Reputation: 867
I am trying to parse a large xml file downloaded from Google using BS4. However, the file is constructed with many roots so that the xml parser
can only parse in the first block.
I load the file using the following command
xml = BeautifulSoup("test.xml", "xml")
The test.xml file looks like below, it has many roots:
<?xml version="1.0" encoding="UTF-8"?>
<!DOCTYPE us-patent-grant SYSTEM "us-patent-grant-v42-2006-08-23.dtd" [ ]>
<us-patent-grant lang="EN" .....>
A LOT of information
</us-patent-grant>
<?xml version="1.0" encoding="UTF-8"?>
<!DOCTYPE us-patent-grant SYSTEM "us-patent-grant-v42-2006-08-24.dtd" [ ]>
<us-patent-grant lang="EN" .....>
A LOT of information
</us-patent-grant>
.......
The html
parser can read in the full file. However, a regular such file contains over 10k roots. Reading using html
parser is slow and eats all my memory. Is there a way to get around this problem?
Any help is appreciated.
Upvotes: 1
Views: 970
Reputation: 11396
a valid xml file has only one root, either add that single root to the file or tell the parser to parse it as "html" (this is the default) for example:
>>> from bs4 import BeautifulSoup
>>> BeautifulSoup(open("test.xml"), "xml")

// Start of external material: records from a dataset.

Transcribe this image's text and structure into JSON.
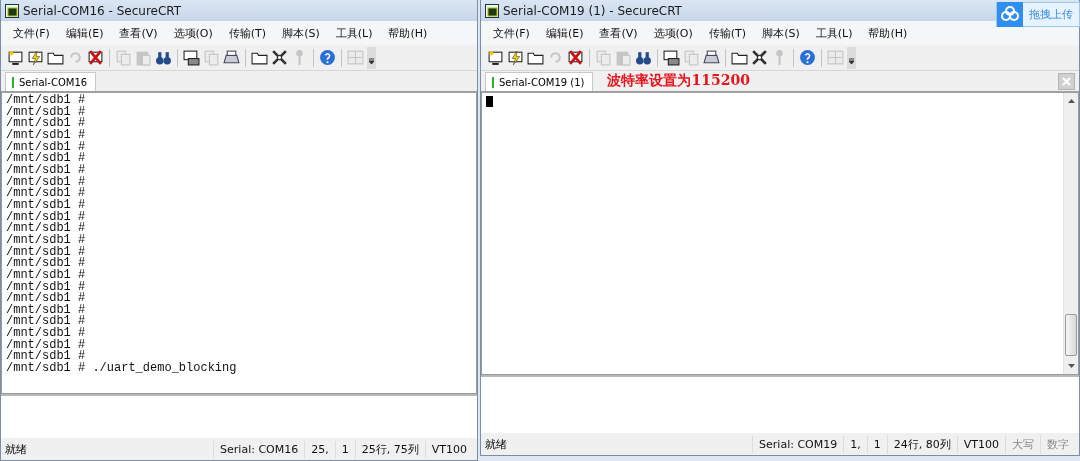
{
  "windows": [
    {
      "title": "Serial-COM16 - SecureCRT",
      "menu": [
        "文件(F)",
        "编辑(E)",
        "查看(V)",
        "选项(O)",
        "传输(T)",
        "脚本(S)",
        "工具(L)",
        "帮助(H)"
      ],
      "toolbar": [
        {
          "kind": "monitor",
          "disabled": false
        },
        {
          "kind": "bolt",
          "disabled": false
        },
        {
          "kind": "folder",
          "disabled": false
        },
        {
          "kind": "reload",
          "disabled": true
        },
        {
          "kind": "cross",
          "disabled": false
        },
        {
          "kind": "sep"
        },
        {
          "kind": "pages",
          "disabled": true
        },
        {
          "kind": "clipboard",
          "disabled": true
        },
        {
          "kind": "binoculars",
          "disabled": false
        },
        {
          "kind": "sep"
        },
        {
          "kind": "screen-printer",
          "disabled": false
        },
        {
          "kind": "pages",
          "disabled": true
        },
        {
          "kind": "printer",
          "disabled": false
        },
        {
          "kind": "sep"
        },
        {
          "kind": "folder",
          "disabled": false
        },
        {
          "kind": "tools",
          "disabled": false
        },
        {
          "kind": "key",
          "disabled": true
        },
        {
          "kind": "sep"
        },
        {
          "kind": "help",
          "disabled": false
        },
        {
          "kind": "sep"
        },
        {
          "kind": "grid",
          "disabled": true
        }
      ],
      "tabs": [
        {
          "label": "Serial-COM16",
          "selected": true
        }
      ],
      "terminal_lines": [
        "/mnt/sdb1 #",
        "/mnt/sdb1 #",
        "/mnt/sdb1 #",
        "/mnt/sdb1 #",
        "/mnt/sdb1 #",
        "/mnt/sdb1 #",
        "/mnt/sdb1 #",
        "/mnt/sdb1 #",
        "/mnt/sdb1 #",
        "/mnt/sdb1 #",
        "/mnt/sdb1 #",
        "/mnt/sdb1 #",
        "/mnt/sdb1 #",
        "/mnt/sdb1 #",
        "/mnt/sdb1 #",
        "/mnt/sdb1 #",
        "/mnt/sdb1 #",
        "/mnt/sdb1 #",
        "/mnt/sdb1 #",
        "/mnt/sdb1 #",
        "/mnt/sdb1 #",
        "/mnt/sdb1 #",
        "/mnt/sdb1 #",
        "/mnt/sdb1 # ./uart_demo_blocking"
      ],
      "status_bar": {
        "message": "就绪",
        "panes": [
          "Serial: COM16",
          "25,",
          "1",
          "25行, 75列",
          "VT100"
        ]
      }
    },
    {
      "title": "Serial-COM19 (1) - SecureCRT",
      "menu": [
        "文件(F)",
        "编辑(E)",
        "查看(V)",
        "选项(O)",
        "传输(T)",
        "脚本(S)",
        "工具(L)",
        "帮助(H)"
      ],
      "toolbar": [
        {
          "kind": "monitor",
          "disabled": false
        },
        {
          "kind": "bolt",
          "disabled": false
        },
        {
          "kind": "folder",
          "disabled": false
        },
        {
          "kind": "reload",
          "disabled": true
        },
        {
          "kind": "cross",
          "disabled": false
        },
        {
          "kind": "sep"
        },
        {
          "kind": "pages",
          "disabled": true
        },
        {
          "kind": "clipboard",
          "disabled": true
        },
        {
          "kind": "binoculars",
          "disabled": false
        },
        {
          "kind": "sep"
        },
        {
          "kind": "screen-printer",
          "disabled": false
        },
        {
          "kind": "pages",
          "disabled": true
        },
        {
          "kind": "printer",
          "disabled": false
        },
        {
          "kind": "sep"
        },
        {
          "kind": "folder",
          "disabled": false
        },
        {
          "kind": "tools",
          "disabled": false
        },
        {
          "kind": "key",
          "disabled": true
        },
        {
          "kind": "sep"
        },
        {
          "kind": "help",
          "disabled": false
        },
        {
          "kind": "sep"
        },
        {
          "kind": "grid",
          "disabled": true
        }
      ],
      "tabs": [
        {
          "label": "Serial-COM19 (1)",
          "selected": true
        }
      ],
      "annotation": "波特率设置为115200",
      "cursor": true,
      "scrollbar": true,
      "status_bar": {
        "message": "就绪",
        "panes": [
          "Serial: COM19",
          "1,",
          "1",
          "24行, 80列",
          "VT100"
        ],
        "indicators": [
          "大写",
          "数字"
        ]
      }
    }
  ],
  "upload_overlay": {
    "label": "拖拽上传"
  }
}
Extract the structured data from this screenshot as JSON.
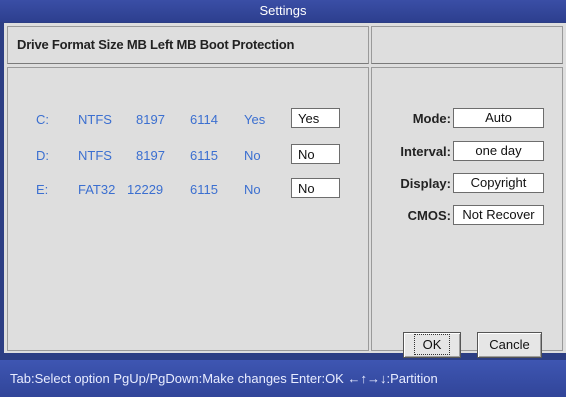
{
  "window": {
    "title": "Settings"
  },
  "drives": {
    "header": "Drive Format Size MB Left MB Boot Protection",
    "rows": [
      {
        "drive": "C:",
        "format": "NTFS",
        "size_mb": "8197",
        "left_mb": "6114",
        "boot": "Yes",
        "protection": "Yes"
      },
      {
        "drive": "D:",
        "format": "NTFS",
        "size_mb": "8197",
        "left_mb": "6115",
        "boot": "No",
        "protection": "No"
      },
      {
        "drive": "E:",
        "format": "FAT32",
        "size_mb": "12229",
        "left_mb": "6115",
        "boot": "No",
        "protection": "No"
      }
    ]
  },
  "options": {
    "mode_label": "Mode:",
    "mode_value": "Auto",
    "interval_label": "Interval:",
    "interval_value": "one day",
    "display_label": "Display:",
    "display_value": "Copyright",
    "cmos_label": "CMOS:",
    "cmos_value": "Not Recover"
  },
  "buttons": {
    "ok": "OK",
    "cancel": "Cancle"
  },
  "status": {
    "hint": "Tab:Select option  PgUp/PgDown:Make changes  Enter:OK  ←↑→↓:Partition"
  },
  "colors": {
    "title_bar": "#2d3f8e",
    "panel": "#dedede",
    "drive_text": "#3b6fd0",
    "status_bar": "#314599"
  }
}
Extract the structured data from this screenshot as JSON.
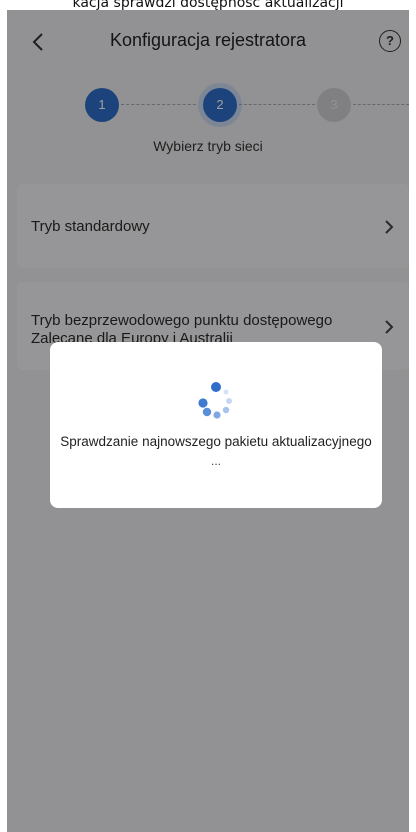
{
  "caption": "kacja sprawdzi dostępność aktualizacji",
  "header": {
    "back_icon": "chevron-left-icon",
    "title": "Konfiguracja rejestratora",
    "help_label": "?"
  },
  "stepper": {
    "steps": [
      {
        "label": "1",
        "state": "done"
      },
      {
        "label": "2",
        "state": "active"
      },
      {
        "label": "3",
        "state": "todo"
      }
    ],
    "caption": "Wybierz tryb sieci"
  },
  "options": [
    {
      "title": "Tryb standardowy",
      "subtitle": ""
    },
    {
      "title": "Tryb bezprzewodowego punktu dostępowego",
      "subtitle": "Zalecane dla Europy i Australii"
    }
  ],
  "dialog": {
    "message": "Sprawdzanie najnowszego pakietu aktualizacyjnego",
    "ellipsis": "..."
  },
  "colors": {
    "accent": "#2f6dc9",
    "overlay": "rgba(0,0,0,0.38)"
  }
}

<?xml version="1.0" encoding="utf-8"?>
<!DOCTYPE us-patent-grant SYSTEM "us-patent-grant-v42-2006-08-23.dtd">
<us-patent-grant lang="EN">
1
</us-patent-grant>
>>> BeautifulSoup(open("test.xml"))
<!DOCTYPE us-patent-grant SYSTEM "us-patent-grant-v42-2006-08-23.dtd">
<html><body><p>]>
<us-patent-grant lang="EN">
1
</us-patent-grant>
<us-patent-grant lang="EN">
2
</us-patent-grant>
</p></body></html>
>>>
Upvotes: 1